Teenage pregnancy rate falls to record low

Published on: 09/05/2016

The conception rate among under 18s in England and Wales has fallen to its lowest level in over 40 years, to 22.9 conceptions in every 1000 young women aged 15-17.

Figures from the Office for National Statistics show that the conception rate in under 18s peaked in 1971, at 54.9 in 1000 women. It then dropped throughout the 1970s and rose again through the 1980s, until it peaked at 47.1 per 1000 in 1998. From that time the rate began to fall, dropping sharply since 2007, when the rate was 41.6 per 1000.

The estimated number of conceptions in women under 18 fell from 24 306 in 2013 to 22 653 in 2014.

“In most developed countries, women have been increasingly delaying childbearing to later in life, which has resulted in increases in the mean age at first birth and rising fertility rates among older women,” the ONS said in its report.

It added that the delay in childbearing may be due to a number of factors such as increased participation in higher education, increased female participation in the labour force, the increasing importance of a career, the rising costs of childbearing, labour market uncertainty, housing factors, and the instability of partners.

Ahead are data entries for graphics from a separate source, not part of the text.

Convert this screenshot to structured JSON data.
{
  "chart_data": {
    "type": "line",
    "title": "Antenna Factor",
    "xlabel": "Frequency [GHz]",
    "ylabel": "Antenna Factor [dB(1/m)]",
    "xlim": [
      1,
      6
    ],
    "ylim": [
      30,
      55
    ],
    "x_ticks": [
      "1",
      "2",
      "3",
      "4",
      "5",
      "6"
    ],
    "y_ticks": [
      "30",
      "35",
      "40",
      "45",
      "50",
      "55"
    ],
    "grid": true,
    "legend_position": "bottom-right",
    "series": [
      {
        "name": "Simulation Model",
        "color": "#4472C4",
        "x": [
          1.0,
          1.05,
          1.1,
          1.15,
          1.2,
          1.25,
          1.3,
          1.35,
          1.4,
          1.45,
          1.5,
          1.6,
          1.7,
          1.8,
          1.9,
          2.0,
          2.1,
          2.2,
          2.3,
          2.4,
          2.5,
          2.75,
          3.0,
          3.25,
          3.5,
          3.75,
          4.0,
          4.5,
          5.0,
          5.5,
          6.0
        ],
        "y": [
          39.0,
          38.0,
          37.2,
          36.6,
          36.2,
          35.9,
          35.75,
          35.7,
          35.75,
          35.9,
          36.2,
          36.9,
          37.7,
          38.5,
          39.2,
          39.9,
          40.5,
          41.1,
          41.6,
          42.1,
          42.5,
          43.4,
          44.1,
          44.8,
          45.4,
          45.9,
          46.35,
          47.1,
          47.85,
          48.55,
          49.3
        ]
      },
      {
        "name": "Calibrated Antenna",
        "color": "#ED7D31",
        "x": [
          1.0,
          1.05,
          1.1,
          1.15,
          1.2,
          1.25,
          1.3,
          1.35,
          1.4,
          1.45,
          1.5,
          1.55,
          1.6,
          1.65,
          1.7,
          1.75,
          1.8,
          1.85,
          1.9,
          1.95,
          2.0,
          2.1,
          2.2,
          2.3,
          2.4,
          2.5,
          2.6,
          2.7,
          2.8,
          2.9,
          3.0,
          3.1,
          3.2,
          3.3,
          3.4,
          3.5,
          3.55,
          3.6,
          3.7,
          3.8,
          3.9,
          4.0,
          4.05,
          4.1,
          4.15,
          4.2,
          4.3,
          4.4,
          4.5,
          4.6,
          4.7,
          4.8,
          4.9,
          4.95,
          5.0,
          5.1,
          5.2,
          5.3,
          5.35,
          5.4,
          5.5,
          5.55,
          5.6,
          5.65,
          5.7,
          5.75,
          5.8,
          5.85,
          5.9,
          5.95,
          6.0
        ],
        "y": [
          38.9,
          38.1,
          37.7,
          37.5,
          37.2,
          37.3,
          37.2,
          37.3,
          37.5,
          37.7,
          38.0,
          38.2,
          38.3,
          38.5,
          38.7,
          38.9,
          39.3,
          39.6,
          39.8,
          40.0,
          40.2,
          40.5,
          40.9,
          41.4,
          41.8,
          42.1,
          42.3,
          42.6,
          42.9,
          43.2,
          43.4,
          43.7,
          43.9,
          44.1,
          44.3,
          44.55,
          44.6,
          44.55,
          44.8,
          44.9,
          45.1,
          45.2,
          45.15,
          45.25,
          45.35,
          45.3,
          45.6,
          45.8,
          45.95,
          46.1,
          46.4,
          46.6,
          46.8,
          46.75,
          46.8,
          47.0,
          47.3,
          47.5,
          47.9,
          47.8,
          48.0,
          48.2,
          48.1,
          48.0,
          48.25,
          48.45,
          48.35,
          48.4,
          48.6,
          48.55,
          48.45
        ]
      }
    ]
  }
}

A spokeswoman for the sexual health charity, FPA, welcomed the year-on-year decrease and said: “It shows that messages about safer sex are getting through to young people, and that they are able to access contraceptive services.

“The government’s 10-year teenage pregnancy strategy, which ended in 2010, had a huge impact in England and since then, successive governments have kept teenage pregnancy as a priority.

Ann Furedi, the chief executive of the British Pregnancy Advisory Service, said the decline in the number of teenage births was due in part “to the huge improvements we’ve seen in contraception advice and services for younger women, with straightforward access to abortion services when their chosen method lets them down” .

She added: “Women are often warned about the dangers of leaving it ‘too late’ to try for a family, and this data confirms that far from facing a fertility cliff-edge at age 35, women still have a good chance of conceiving. We hope this provides some reassurance to them.”

Previous data has shown that the UK birth rate among 15- to 19-year-olds in 2012 was higher than the rest of the EU, at 19.7 births per 1,000 women, compared with 12.6 births in the rest of the EU. However, the UK rate has fallen by more than a quarter (26.8%) since 2004 compared with a fall of almost one-fifth (18.2%) in other EU countries over the same period.